Regardless of how bleak and uninviting the first encounter with the family business in Petrinja was, the new owner, Gjuro Gavrilović III, was optimistic. He was aware that he was taking over a century-old family enterprise.“We procured the factory after Operation Oluja (Storm) in 1995, but it took two years to resume production. During this time we went through many hardships. Technologically, the factory was in bad condition and something would break down on a daily basis. It took us two years to come out of the red, financially-speaking, because when we took over the Company, it was literally without any capital of our own. When I finally began working there, four years after I purchased it, I was accused of paying too little.
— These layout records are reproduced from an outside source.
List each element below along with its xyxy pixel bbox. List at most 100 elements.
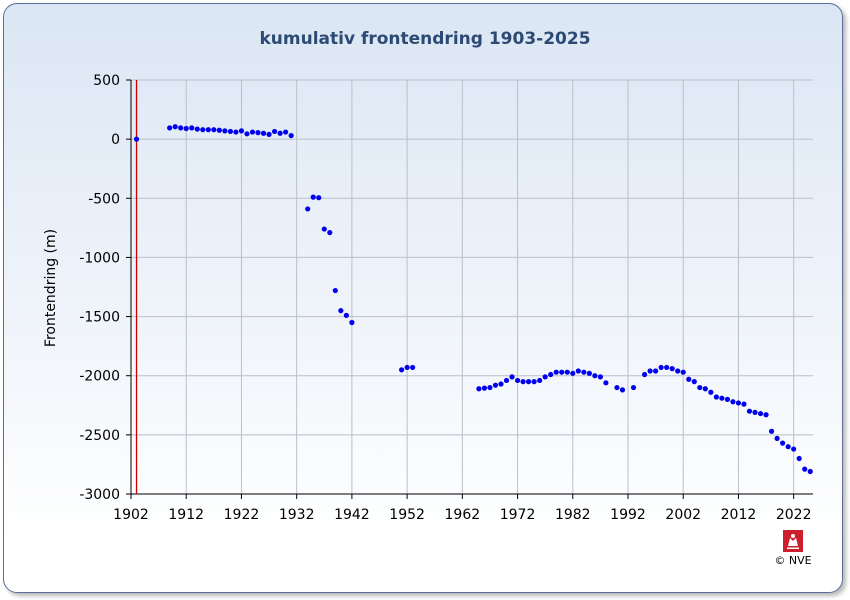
data-point [780,440,786,446]
data-point [338,308,344,314]
y-tick-label: -2500 [79,428,120,444]
copyright-text: © NVE [774,554,812,567]
data-point [244,131,250,137]
data-point [708,389,714,395]
data-point [581,369,587,375]
x-tick-label: 2002 [665,507,701,523]
y-tick-label: 500 [93,73,120,89]
data-point [669,366,675,372]
data-point [332,287,338,294]
y-axis-label: Frontendring (m) [43,229,59,347]
data-point [327,229,333,236]
data-point [133,136,140,142]
data-point [222,128,228,134]
data-point [233,129,239,135]
data-point [194,126,200,132]
data-point [702,386,708,392]
data-point [167,125,173,131]
data-point [564,369,570,375]
data-point [343,312,349,318]
data-point [542,374,548,380]
data-point [768,428,775,434]
data-point [266,131,272,138]
data-point [537,377,543,384]
data-point [410,364,416,371]
data-point [741,401,747,407]
x-tick-label: 1952 [389,507,425,523]
data-point [697,384,703,391]
y-tick-label: -1000 [79,250,120,266]
x-tick-label: 1912 [168,507,204,523]
data-point [305,206,311,212]
data-point [509,374,515,380]
chart-title: kumulativ frontendring 1903-2025 [259,29,590,49]
x-tick-label: 1982 [555,507,591,523]
data-point [757,410,764,417]
data-point [724,396,731,402]
data-point [796,455,802,462]
data-point [647,368,653,374]
nve-crest-icon [783,530,803,552]
data-point [520,379,526,385]
data-point [255,130,261,136]
data-point [321,226,327,232]
data-point [597,374,603,380]
y-tick-label: -2000 [79,369,120,385]
data-point [553,369,559,375]
data-point [481,385,488,391]
data-point [586,370,592,376]
data-point [249,129,256,135]
data-point [310,194,316,200]
data-point [614,384,620,391]
data-point [316,195,322,201]
data-point [785,444,791,450]
chart-panel [3,3,843,593]
data-point [730,399,736,405]
x-tick-label: 2012 [721,507,757,523]
data-point [283,129,289,135]
data-point [774,435,780,442]
data-point [398,367,405,373]
x-tick-label: 1932 [279,507,315,523]
data-point [680,369,686,375]
data-point [575,368,581,374]
y-tick-label: -3000 [79,487,120,503]
axes: 500 0 -500 -1000 -1500 -2000 -2500 -3000 1902 191… [79,73,813,523]
data-point [227,128,234,135]
data-point [172,124,178,130]
data-points [133,124,813,475]
data-point [630,384,637,391]
data-point [641,371,648,378]
data-point [791,446,797,452]
data-point [498,381,504,387]
data-point [514,377,521,384]
data-point [686,376,692,382]
x-tick-label: 1962 [445,507,481,523]
data-point [603,380,609,386]
data-point [752,409,758,415]
data-point [619,387,626,393]
x-tick-label: 1942 [334,507,370,523]
data-point [271,128,278,135]
data-point [189,125,195,131]
data-point [658,364,664,371]
x-tick-label: 2022 [776,507,812,523]
y-tick-label: -1500 [79,310,120,326]
data-point [476,386,482,392]
data-point [548,371,554,378]
data-point [349,319,355,326]
data-point [216,127,222,133]
data-point [211,127,217,133]
data-point [526,379,532,385]
data-point [288,132,294,139]
data-point [404,364,410,371]
data-point [691,379,697,385]
data-point [183,125,189,132]
data-point [763,412,769,418]
data-point [238,128,245,134]
data-point [531,379,537,385]
data-point [807,468,813,475]
data-point [746,408,753,414]
nve-logo: © NVE [770,530,816,570]
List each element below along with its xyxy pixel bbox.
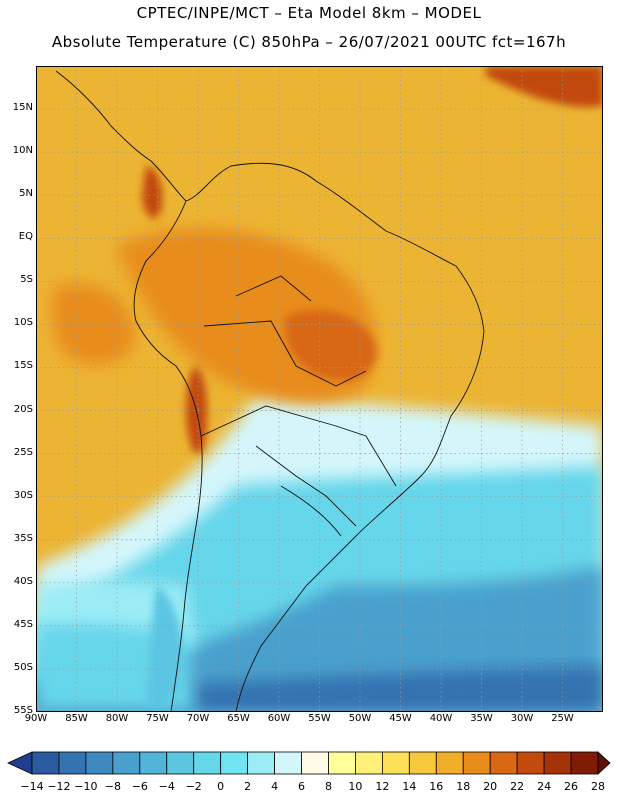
temperature-map[interactable]: [36, 66, 603, 712]
colorbar-swatch: [274, 751, 302, 775]
colorbar-swatch: [516, 751, 545, 775]
patagonia-cold: [146, 586, 182, 709]
colorbar-swatch: [85, 751, 114, 775]
colorbar-swatch: [301, 751, 329, 775]
colorbar-tick-label: 4: [271, 780, 279, 793]
latitude-label: 55S: [13, 705, 33, 716]
colorbar-tick-label: 12: [375, 780, 390, 793]
title-line-1: CPTEC/INPE/MCT – Eta Model 8km – MODEL: [136, 4, 482, 22]
longitude-label: 30W: [510, 713, 534, 724]
colorbar-swatch: [166, 751, 195, 775]
colorbar-swatch: [58, 751, 87, 775]
colorbar-tick-label: 16: [429, 780, 444, 793]
colorbar-swatch: [570, 751, 599, 775]
colorbar-swatch: [489, 751, 518, 775]
colorbar-swatch: [355, 751, 383, 775]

What everyone seems to forget is that at that time, 3.6 million German marks was a lot of money. Many people would tell me I was crazy, but I knew I was gaining my ancestral legacy through the purchase of the Company. What was left of that legacy during the 1990s was something I didn’t know at the time. I naturally did my best to sustain and protect the factory throughout the war. Even in occupied Petrinja, there were men guarding the factory, and I, in return, guarded their job positions.”

Only three years later, Gavrilović rises up from the ashes and blooms once again. Its owner, Gjuro Gavrilović, is pronounced businessman of the year. And so it continues to this day. Gavrilović products – from the massively popular Zimska, to their pates – are present and famous all across Europe and North America.